Segundo Neves, o prenúncio da crise atual ocorreu no segundo semestre do ano passado, quando estouraram as reclamações contra a 123milhas no site. “Agora a crise explodiu, diante da incapacidade da empresa em cumprir seus compromissos com consumidores.”
O executivo afirma que o cliente deve seguir com o registro dos problemas no site Reclame Aqui, anexando comprovantes das transações com 123milhas e HotMilhas. “Se puder, procure os meios legais”, diz Neves. “Dificilmente a empresa vai cumprir compromissos de maneira espontânea.

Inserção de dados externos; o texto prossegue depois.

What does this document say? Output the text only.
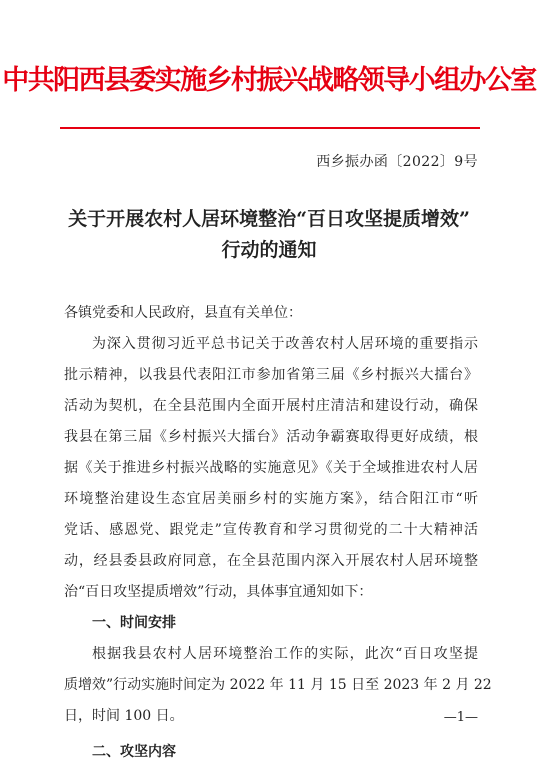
中共阳西县委实施乡村振兴战略领导小组办公室
西乡振办函〔2022〕9号
关于开展农村人居环境整治“百日攻坚提质增效”
行动的通知
各镇党委和人民政府，县直有关单位：
为深入贯彻习近平总书记关于改善农村人居环境的重要指示
批示精神，以我县代表阳江市参加省第三届《乡村振兴大擂台》
活动为契机，在全县范围内全面开展村庄清洁和建设行动，确保
我县在第三届《乡村振兴大擂台》活动争霸赛取得更好成绩，根
据《关于推进乡村振兴战略的实施意见》《关于全域推进农村人居
环境整治建设生态宜居美丽乡村的实施方案》，结合阳江市“听
党话、感恩党、跟党走”宣传教育和学习贯彻党的二十大精神活
动，经县委县政府同意，在全县范围内深入开展农村人居环境整
治“百日攻坚提质增效”行动，具体事宜通知如下：
一、时间安排
根据我县农村人居环境整治工作的实际，此次“百日攻坚提
质增效”行动实施时间定为 2022 年 11 月 15 日至 2023 年 2 月 22
日，时间 100 日。
二、攻坚内容
—1—
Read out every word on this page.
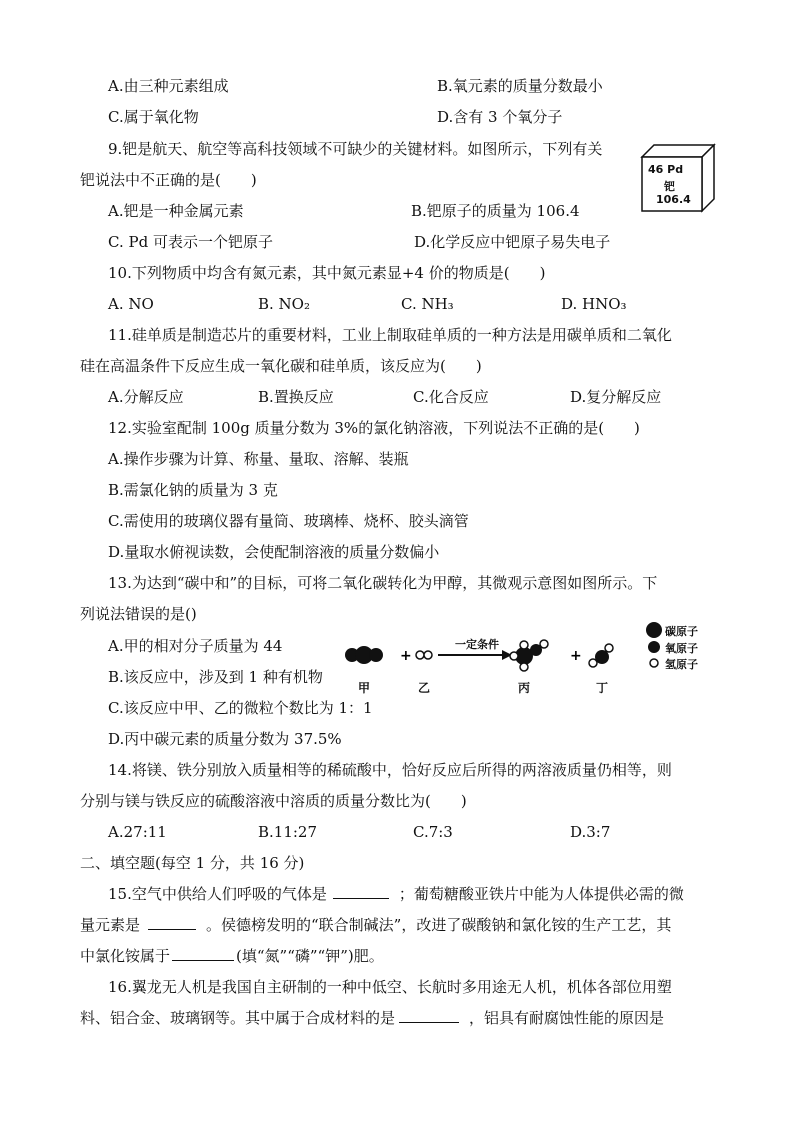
A.由三种元素组成	B.氧元素的质量分数最小
C.属于氧化物	D.含有 3 个氧分子
9.钯是航天、航空等高科技领域不可缺少的关键材料。如图所示，下列有关
钯说法中不正确的是(　　)
A.钯是一种金属元素	B.钯原子的质量为 106.4
C. Pd 可表示一个钯原子	D.化学反应中钯原子易失电子
46 Pd
钯
106.4
10.下列物质中均含有氮元素，其中氮元素显+4 价的物质是(　　)
A. NO	B. NO₂	C. NH₃	D. HNO₃
11.硅单质是制造芯片的重要材料，工业上制取硅单质的一种方法是用碳单质和二氧化
硅在高温条件下反应生成一氧化碳和硅单质，该反应为(　　)
A.分解反应	B.置换反应	C.化合反应	D.复分解反应
12.实验室配制 100g 质量分数为 3%的氯化钠溶液，下列说法不正确的是(　　)
A.操作步骤为计算、称量、量取、溶解、装瓶
B.需氯化钠的质量为 3 克
C.需使用的玻璃仪器有量筒、玻璃棒、烧杯、胶头滴管
D.量取水俯视读数，会使配制溶液的质量分数偏小
13.为达到“碳中和”的目标，可将二氧化碳转化为甲醇，其微观示意图如图所示。下
列说法错误的是()
A.甲的相对分子质量为 44
B.该反应中，涉及到 1 种有机物
C.该反应中甲、乙的微粒个数比为 1：1
D.丙中碳元素的质量分数为 37.5%
+	+
一定条件
甲	乙	丙	丁
碳原子
氧原子
氢原子
14.将镁、铁分别放入质量相等的稀硫酸中，恰好反应后所得的两溶液质量仍相等，则
分别与镁与铁反应的硫酸溶液中溶质的质量分数比为(　　)
A.27:11	B.11:27	C.7:3	D.3:7
二、填空题(每空 1 分，共 16 分)
15.空气中供给人们呼吸的气体是	；葡萄糖酸亚铁片中能为人体提供必需的微
量元素是	。侯德榜发明的“联合制碱法”，改进了碳酸钠和氯化铵的生产工艺，其
中氯化铵属于	(填“氮”“磷”“钾”)肥。
16.翼龙无人机是我国自主研制的一种中低空、长航时多用途无人机，机体各部位用塑
料、铝合金、玻璃钢等。其中属于合成材料的是	，铝具有耐腐蚀性能的原因是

Essa crise deve caminhar para uma solução via ação civil pública, possivelmente com a assinatura de um TAC [Termo de Ajustamento de Conduta]”, afirma.
Em coletiva de imprensa nesta segunda, o promotor César Martins, do MP-SP (Ministério Público de São Paulo), disse que não há necessidade de ajuizar ação individual, uma vez que existe uma ação civil pública proposta em São Paulo. “Houve hoje uma audiência preliminar nesta segunda, com o corpo jurídico da empresa”, afirmou Martins.
Segundo ele, a 123milhas alegou que as passagens e os pacotes flexíveis representavam 15% da operação. A empresa afirmou que houve aumento significativo dos preços das passagens aéreas, com uma “grande discrepância” entre o que foi reservado para a compra dos bilhetes e quanto foi cobrado dos clientes. Diante disso, a companhia criou um sistema de vouchers aos consumidores, na tentativa de equacionar a demanda.
No entanto, conforme reportagem da Folha de S.Paulo, uma passagem cancelada pela 123milhas pode custar o dobro do valor pago inicialmente com voucher oferecido pela empresa. Além disso, o valor pago pelo cliente foi dividido entre três e cinco vouchers e não é possível resgatá-los de uma só vez.
De acordo com Martins, a promotoria requisitou informações da empresa e deve marcar uma audiência inicial. “O objetivo é fazer um TAC”, disse. Até lá, segundo o promotor, o cliente deve seguir fazendo registro das queixas no site consumidor.gov, junto aos Procons estaduais e ao Reclame Aqui.